3. Energy Transformation: Nuclear energy → Thermal energy → Kinetic energy in steam → Kinetic energy in turbine → Electrical energy.
4. Advantages: No air pollution, efficient source of energy, and less fuel required compared to thermal power plants.
5. Problems: Produces radioactive nuclear waste and any accident can release harmful radiation.

• The greenhouse effect is a naturally occurring phenomenon that heats Earth's surface. Without it, Earth's temperature would be -18°C instead of 15°C.
• Greenhouse gases are transparent to solar radiation but retain and reflect back long-wave heat radiation. Main gases — CO₂ (60%), CH₄ (20%), CFCs (14%), N₂O (6%).

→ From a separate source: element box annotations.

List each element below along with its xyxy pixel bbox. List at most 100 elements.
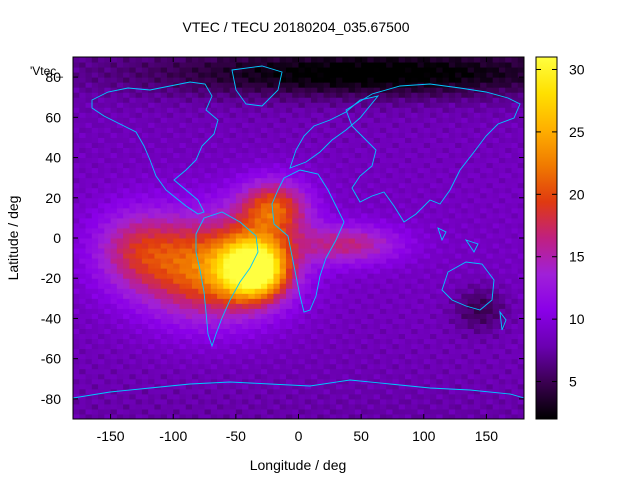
heatmap-cell [148, 102, 155, 108]
heatmap-cell [298, 182, 306, 189]
heatmap-cell [223, 283, 231, 289]
heatmap-cell [436, 212, 444, 219]
heatmap-cell [336, 182, 343, 189]
heatmap-cell [229, 288, 237, 294]
heatmap-cell [505, 303, 512, 309]
heatmap-cell [298, 157, 306, 164]
heatmap-cell [292, 333, 299, 340]
heatmap-cell [480, 303, 487, 309]
heatmap-cell [511, 152, 519, 159]
heatmap-cell [260, 353, 268, 360]
heatmap-cell [517, 227, 524, 234]
heatmap-cell [110, 132, 118, 138]
heatmap-cell [517, 152, 524, 159]
heatmap-cell [505, 358, 512, 365]
heatmap-cell [110, 243, 118, 249]
heatmap-cell [386, 413, 393, 419]
heatmap-cell [179, 92, 187, 98]
heatmap-cell [505, 373, 512, 380]
heatmap-cell [129, 122, 137, 128]
heatmap-cell [304, 298, 312, 304]
heatmap-cell [204, 323, 212, 329]
heatmap-cell [423, 243, 431, 249]
heatmap-cell [348, 177, 356, 184]
heatmap-cell [242, 308, 249, 314]
heatmap-cell [354, 157, 362, 164]
heatmap-cell [317, 393, 325, 400]
heatmap-cell [116, 77, 124, 83]
heatmap-cell [298, 227, 306, 234]
heatmap-cell [436, 343, 444, 350]
heatmap-cell [323, 263, 331, 269]
heatmap-cell [404, 373, 412, 380]
heatmap-cell [166, 217, 174, 224]
heatmap-cell [505, 408, 512, 415]
heatmap-cell [235, 127, 243, 133]
heatmap-cell [192, 333, 199, 340]
heatmap-cell [379, 127, 387, 133]
heatmap-cell [210, 152, 218, 159]
heatmap-cell [260, 393, 268, 400]
heatmap-cell [367, 147, 375, 154]
heatmap-cell [336, 268, 343, 274]
heatmap-cell [229, 338, 237, 345]
heatmap-cell [116, 348, 124, 355]
heatmap-cell [379, 102, 387, 108]
heatmap-cell [192, 187, 199, 194]
heatmap-cell [279, 313, 287, 319]
heatmap-cell [141, 232, 149, 239]
heatmap-cell [285, 403, 293, 410]
heatmap-cell [467, 212, 475, 219]
heatmap-cell [223, 383, 231, 390]
heatmap-cell [448, 298, 456, 304]
heatmap-cell [517, 323, 524, 329]
heatmap-cell [110, 343, 118, 350]
heatmap-cell [480, 187, 487, 194]
heatmap-cell [373, 227, 381, 234]
heatmap-cell [148, 313, 155, 319]
heatmap-cell [442, 197, 450, 204]
heatmap-cell [361, 192, 368, 199]
heatmap-cell [517, 162, 524, 169]
heatmap-cell [173, 323, 180, 329]
heatmap-cell [448, 72, 456, 78]
heatmap-cell [511, 222, 519, 229]
heatmap-cell [511, 82, 519, 88]
heatmap-cell [448, 127, 456, 133]
heatmap-cell [98, 238, 105, 244]
heatmap-cell [285, 222, 293, 229]
heatmap-cell [104, 283, 112, 289]
heatmap-cell [317, 207, 325, 214]
heatmap-cell [467, 288, 475, 294]
heatmap-cell [242, 333, 249, 340]
heatmap-cell [348, 238, 356, 244]
heatmap-cell [198, 348, 206, 355]
heatmap-cell [342, 298, 350, 304]
heatmap-cell [379, 82, 387, 88]
heatmap-cell [367, 253, 375, 259]
heatmap-cell [455, 388, 462, 395]
heatmap-cell [160, 157, 168, 164]
heatmap-cell [373, 187, 381, 194]
heatmap-cell [279, 373, 287, 380]
heatmap-cell [285, 413, 293, 419]
heatmap-cell [217, 263, 224, 269]
heatmap-cell [192, 328, 199, 335]
heatmap-cell [235, 253, 243, 259]
heatmap-cell [260, 147, 268, 154]
heatmap-cell [217, 147, 224, 154]
heatmap-cell [217, 378, 224, 385]
heatmap-cell [135, 137, 143, 143]
heatmap-cell [179, 398, 187, 405]
heatmap-cell [348, 348, 356, 355]
heatmap-cell [79, 167, 87, 174]
heatmap-cell [329, 288, 337, 294]
heatmap-cell [179, 162, 187, 169]
heatmap-cell [505, 162, 512, 169]
heatmap-cell [123, 288, 130, 294]
heatmap-cell [254, 343, 262, 350]
heatmap-cell [123, 353, 130, 360]
heatmap-cell [461, 338, 469, 345]
heatmap-cell [404, 182, 412, 189]
heatmap-cell [448, 192, 456, 199]
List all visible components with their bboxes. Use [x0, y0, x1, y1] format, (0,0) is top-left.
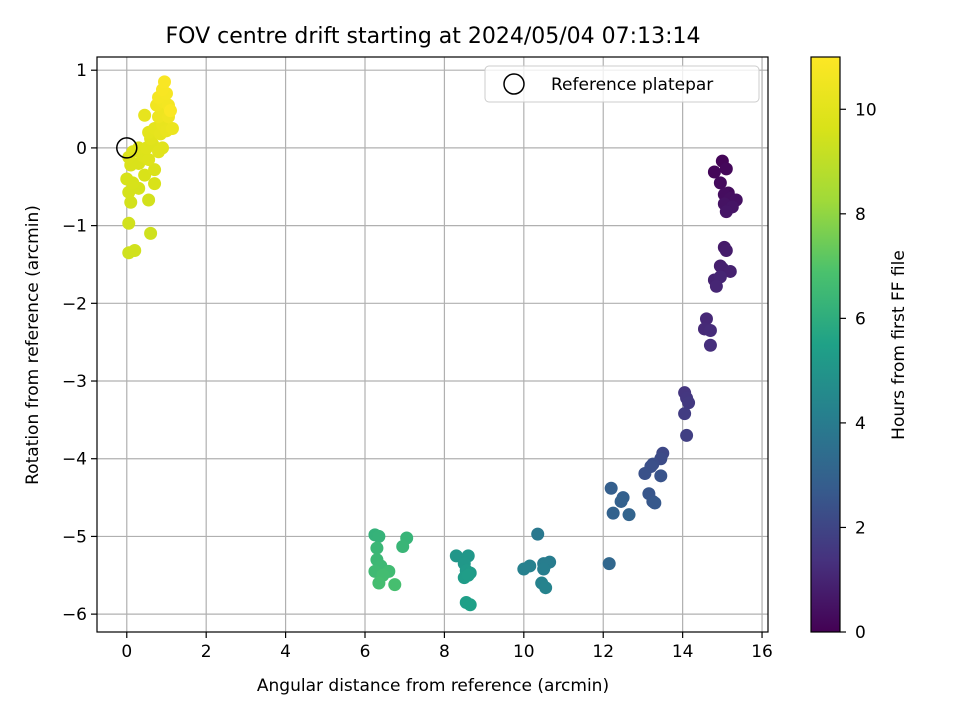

• Earth's surface re-emits heat as infrared radiation. Greenhouse gases like CO₂ and CH₄ absorb this and return heat to Earth's surface — causing the greenhouse effect.
• Rising CO₂ due to the burning of fossil fuels and deforestation intensifies the greenhouse effect, causing global warming.
• Global warming leads to melting of polar ice, rising sea levels, changes in rainfall patterns and loss of biodiversity.